3. Heard the learned advocates appearing for the parties. There is a concurrent finding arrived at by the Courts below, that the suit was bad for want of notice under Section 487 of the B.P.M.C. Act. Both the Courts come to a clear conclusion based on the material available on the record that the appellant-plaintiff failed to prove that the action of the respondent was in bad faith, illegal and or void, ab-initio. In this background, the suit as filed without issuing Mandatary notice under Section 487 of the B.P.M.C. Act, was not maintainable.

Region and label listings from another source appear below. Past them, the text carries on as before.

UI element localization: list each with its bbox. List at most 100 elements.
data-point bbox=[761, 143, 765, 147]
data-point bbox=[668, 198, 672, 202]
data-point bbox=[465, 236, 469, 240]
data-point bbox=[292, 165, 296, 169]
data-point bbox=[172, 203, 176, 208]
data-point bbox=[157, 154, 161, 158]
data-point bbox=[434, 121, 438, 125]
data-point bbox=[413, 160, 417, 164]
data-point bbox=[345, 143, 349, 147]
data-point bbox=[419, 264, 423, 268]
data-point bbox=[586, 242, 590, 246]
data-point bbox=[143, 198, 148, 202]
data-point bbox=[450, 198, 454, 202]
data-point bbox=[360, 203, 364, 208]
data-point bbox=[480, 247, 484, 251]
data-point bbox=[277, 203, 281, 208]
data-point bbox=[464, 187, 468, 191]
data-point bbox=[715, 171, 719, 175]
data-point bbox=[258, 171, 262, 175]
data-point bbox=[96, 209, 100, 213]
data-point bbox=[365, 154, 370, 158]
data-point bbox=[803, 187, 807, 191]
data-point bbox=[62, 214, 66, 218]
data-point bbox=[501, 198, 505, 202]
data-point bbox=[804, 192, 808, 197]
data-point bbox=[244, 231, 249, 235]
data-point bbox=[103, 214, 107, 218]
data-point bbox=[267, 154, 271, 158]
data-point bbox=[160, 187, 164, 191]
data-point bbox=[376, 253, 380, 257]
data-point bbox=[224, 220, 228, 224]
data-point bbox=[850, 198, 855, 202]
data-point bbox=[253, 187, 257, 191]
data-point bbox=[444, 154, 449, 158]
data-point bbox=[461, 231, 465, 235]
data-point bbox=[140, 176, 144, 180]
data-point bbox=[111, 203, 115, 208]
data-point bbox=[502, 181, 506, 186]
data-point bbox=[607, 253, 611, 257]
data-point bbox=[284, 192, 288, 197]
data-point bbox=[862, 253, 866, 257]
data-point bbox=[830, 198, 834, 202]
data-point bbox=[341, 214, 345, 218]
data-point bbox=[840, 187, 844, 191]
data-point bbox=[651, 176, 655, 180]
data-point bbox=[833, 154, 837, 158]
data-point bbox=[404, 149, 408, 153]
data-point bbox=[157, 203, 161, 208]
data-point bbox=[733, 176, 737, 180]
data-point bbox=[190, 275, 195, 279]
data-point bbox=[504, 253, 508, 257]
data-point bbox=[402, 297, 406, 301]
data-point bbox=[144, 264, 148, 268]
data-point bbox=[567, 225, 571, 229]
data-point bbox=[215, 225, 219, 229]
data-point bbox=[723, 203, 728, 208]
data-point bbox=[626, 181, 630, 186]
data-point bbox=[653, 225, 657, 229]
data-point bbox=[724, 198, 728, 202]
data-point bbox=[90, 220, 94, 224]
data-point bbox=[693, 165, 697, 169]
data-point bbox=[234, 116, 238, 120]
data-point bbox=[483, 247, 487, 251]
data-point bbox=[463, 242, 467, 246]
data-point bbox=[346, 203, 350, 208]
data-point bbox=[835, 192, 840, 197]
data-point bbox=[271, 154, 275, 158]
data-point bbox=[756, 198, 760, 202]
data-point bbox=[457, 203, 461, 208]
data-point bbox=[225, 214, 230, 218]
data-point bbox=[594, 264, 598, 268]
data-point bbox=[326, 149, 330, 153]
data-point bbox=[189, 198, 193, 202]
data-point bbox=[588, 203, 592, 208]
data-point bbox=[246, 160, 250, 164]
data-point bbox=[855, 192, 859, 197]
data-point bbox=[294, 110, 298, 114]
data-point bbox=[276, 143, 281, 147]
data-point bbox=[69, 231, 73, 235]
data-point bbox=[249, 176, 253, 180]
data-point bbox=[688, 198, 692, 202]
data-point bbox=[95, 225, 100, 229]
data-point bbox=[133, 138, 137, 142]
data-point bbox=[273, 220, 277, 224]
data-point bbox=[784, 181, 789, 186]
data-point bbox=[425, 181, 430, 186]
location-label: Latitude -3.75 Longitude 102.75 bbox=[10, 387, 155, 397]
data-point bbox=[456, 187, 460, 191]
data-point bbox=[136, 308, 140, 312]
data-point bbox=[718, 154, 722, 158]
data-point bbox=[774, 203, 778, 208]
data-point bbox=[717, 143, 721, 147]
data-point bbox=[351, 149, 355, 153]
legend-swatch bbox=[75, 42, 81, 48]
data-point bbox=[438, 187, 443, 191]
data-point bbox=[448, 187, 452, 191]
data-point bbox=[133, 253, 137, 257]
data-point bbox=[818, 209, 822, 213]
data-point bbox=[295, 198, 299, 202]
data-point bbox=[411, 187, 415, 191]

4. Both the Courts have also come to a clear conclusion that the Resolution No. 166/10, dated 20th February, 1995 of the Respondent Corporation standing committee was legal. The respondent corporation, based on the provisions of Section 386(2) of the B.P.M.C. Act, which read as under;

Every such licence or written permission a fee may be charged at such rate as shall form time to time be fixed by the Commissioner, with the sanction of the Corporation.

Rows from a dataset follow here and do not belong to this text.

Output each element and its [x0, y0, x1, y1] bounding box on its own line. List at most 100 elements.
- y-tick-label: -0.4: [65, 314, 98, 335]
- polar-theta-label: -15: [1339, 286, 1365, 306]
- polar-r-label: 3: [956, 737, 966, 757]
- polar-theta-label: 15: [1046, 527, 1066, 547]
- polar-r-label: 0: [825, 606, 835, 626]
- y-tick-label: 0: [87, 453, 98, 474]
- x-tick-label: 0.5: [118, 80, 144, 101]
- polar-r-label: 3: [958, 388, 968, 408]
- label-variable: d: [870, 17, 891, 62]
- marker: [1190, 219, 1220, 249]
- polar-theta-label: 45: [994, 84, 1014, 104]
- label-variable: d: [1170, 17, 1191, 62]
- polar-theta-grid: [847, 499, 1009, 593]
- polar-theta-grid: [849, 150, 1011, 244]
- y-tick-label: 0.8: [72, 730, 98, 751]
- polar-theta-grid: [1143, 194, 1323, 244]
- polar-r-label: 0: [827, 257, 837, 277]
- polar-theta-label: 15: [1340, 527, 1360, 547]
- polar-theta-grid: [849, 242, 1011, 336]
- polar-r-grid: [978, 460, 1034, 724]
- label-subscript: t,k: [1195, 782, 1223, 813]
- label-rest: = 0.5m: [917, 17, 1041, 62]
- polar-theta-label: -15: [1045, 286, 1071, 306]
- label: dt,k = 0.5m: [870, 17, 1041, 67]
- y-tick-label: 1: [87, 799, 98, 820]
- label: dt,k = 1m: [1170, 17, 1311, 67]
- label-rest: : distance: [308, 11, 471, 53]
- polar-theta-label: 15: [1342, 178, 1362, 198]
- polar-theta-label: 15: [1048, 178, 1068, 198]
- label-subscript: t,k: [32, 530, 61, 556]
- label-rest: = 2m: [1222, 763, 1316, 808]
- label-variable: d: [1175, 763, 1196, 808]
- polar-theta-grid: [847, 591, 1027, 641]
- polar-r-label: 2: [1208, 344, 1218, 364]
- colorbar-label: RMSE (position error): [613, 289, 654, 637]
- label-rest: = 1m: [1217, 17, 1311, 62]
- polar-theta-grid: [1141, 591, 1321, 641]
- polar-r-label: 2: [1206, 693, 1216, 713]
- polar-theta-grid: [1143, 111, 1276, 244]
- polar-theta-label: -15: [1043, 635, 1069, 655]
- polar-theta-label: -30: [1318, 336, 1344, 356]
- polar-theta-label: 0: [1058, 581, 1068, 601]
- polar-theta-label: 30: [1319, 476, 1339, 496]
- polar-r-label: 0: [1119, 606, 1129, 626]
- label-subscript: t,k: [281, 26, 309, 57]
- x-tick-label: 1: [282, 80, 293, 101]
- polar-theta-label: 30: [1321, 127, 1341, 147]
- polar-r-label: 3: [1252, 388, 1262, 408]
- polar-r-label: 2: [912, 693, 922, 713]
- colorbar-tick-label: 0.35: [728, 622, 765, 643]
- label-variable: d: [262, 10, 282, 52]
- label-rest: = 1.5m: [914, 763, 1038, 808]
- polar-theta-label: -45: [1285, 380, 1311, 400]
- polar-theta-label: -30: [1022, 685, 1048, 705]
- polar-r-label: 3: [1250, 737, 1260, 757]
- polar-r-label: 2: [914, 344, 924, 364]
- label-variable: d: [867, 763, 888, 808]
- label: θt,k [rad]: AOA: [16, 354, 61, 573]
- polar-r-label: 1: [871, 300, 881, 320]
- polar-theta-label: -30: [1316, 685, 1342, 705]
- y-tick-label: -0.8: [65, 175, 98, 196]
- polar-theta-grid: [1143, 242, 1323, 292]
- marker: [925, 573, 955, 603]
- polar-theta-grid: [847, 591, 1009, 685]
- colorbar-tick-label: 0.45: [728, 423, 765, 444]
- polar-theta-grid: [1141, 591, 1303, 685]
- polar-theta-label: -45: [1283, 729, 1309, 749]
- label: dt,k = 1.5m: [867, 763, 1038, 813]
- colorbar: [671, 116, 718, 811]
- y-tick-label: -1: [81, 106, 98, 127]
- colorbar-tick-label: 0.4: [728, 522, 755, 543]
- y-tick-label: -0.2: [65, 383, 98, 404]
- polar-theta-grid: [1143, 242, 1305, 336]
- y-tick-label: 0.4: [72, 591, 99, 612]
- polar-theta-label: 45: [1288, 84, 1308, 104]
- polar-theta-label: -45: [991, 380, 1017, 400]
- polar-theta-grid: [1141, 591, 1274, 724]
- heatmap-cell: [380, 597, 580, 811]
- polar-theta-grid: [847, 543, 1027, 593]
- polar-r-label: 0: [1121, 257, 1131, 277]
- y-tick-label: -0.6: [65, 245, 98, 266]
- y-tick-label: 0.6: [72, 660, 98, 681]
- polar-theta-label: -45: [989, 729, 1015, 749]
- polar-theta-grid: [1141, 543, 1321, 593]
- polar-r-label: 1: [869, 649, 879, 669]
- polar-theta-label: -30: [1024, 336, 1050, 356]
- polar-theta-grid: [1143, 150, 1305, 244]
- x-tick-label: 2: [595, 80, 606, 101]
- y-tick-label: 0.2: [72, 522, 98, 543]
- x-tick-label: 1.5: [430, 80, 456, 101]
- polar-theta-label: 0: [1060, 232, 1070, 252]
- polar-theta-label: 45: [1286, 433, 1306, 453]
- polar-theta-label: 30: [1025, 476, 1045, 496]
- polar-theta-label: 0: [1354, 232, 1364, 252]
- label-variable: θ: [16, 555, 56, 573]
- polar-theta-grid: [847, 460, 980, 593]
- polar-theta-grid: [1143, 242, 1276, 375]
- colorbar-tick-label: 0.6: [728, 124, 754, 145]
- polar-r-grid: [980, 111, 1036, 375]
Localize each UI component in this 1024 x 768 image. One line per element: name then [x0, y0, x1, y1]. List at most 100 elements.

Within this legal backdrop, apart from other provisions of Chapter XII the respondent has exercised its power and authority and by Resolution No. 166/10 approved the increased rate of liquor licence fee at the rate of Rs. 3000/- per year. It may be noted that the Standing Committee of the respondent has suggested Rs. 1000/- per annum. However, by majority decision, the respondent, after following due procedure of law, increased the licence fee at the rate of Rs. 3000/-per annum. Such increased licence fee for liquor in no way beyond the authority and power of the respondent. There is nothing brought on the record that the respondent has acted arbitrarily and illegally and while passing the resolution of increasing the licence fee in question. The respondent therefore, has right and authority to increase licence fee and therefore, both the Courts right in coming to the conclusion that the Resolution in respect of enhancement of licence fee was legal. Therefore, there is no substance in the contention raised by the appellant that the enhancement made was arbitrarily or was unreasonable and hearing should have been given by the respondent-corporation to the licence holders. There is no question of giving any hearing to the licence holders by the respondent-corporation, while taking or passing such resolution which is within the scope of B.P.M.C. Act. The Courts below are right in coming to the conclusion, that as the respondent-corporation has power and authority to increase the licence fee.

5. There is nothing on the record to suggest and support the case of the appellant that the licence fee was unreasonable or arbitrary. The allegations of arbitrary, unreasonableness, without any material support cannot be taken note of, specially when the respondent is within their power, by following the due procedure of law, to resolved increase such licence fee. It was observed that the State of Maharashtra has charged such fees at the rate of Rs. 25,000/- per year. In comparison to that the increased licence fee at the rate of Rs. 3000/- per year cannot be said to be in excess.

6. In this background their remained no doubt that the suit itself was not maintainable for want of mandatary notice under Section 487 of B.P.M.C. Act, even otherwise, as the respondent-corporation has within their power and authority through the resolution increased the licence fee. Such act of respondent was within the provisions of the B.P.M.C. Act. The order of dismissal of the suit filed by the appellant therefore, need no interference.

Taking all this into account the second appeal is dismissed with cost.

Civil Application No. 1841 of 2004 is also dismissed accordingly.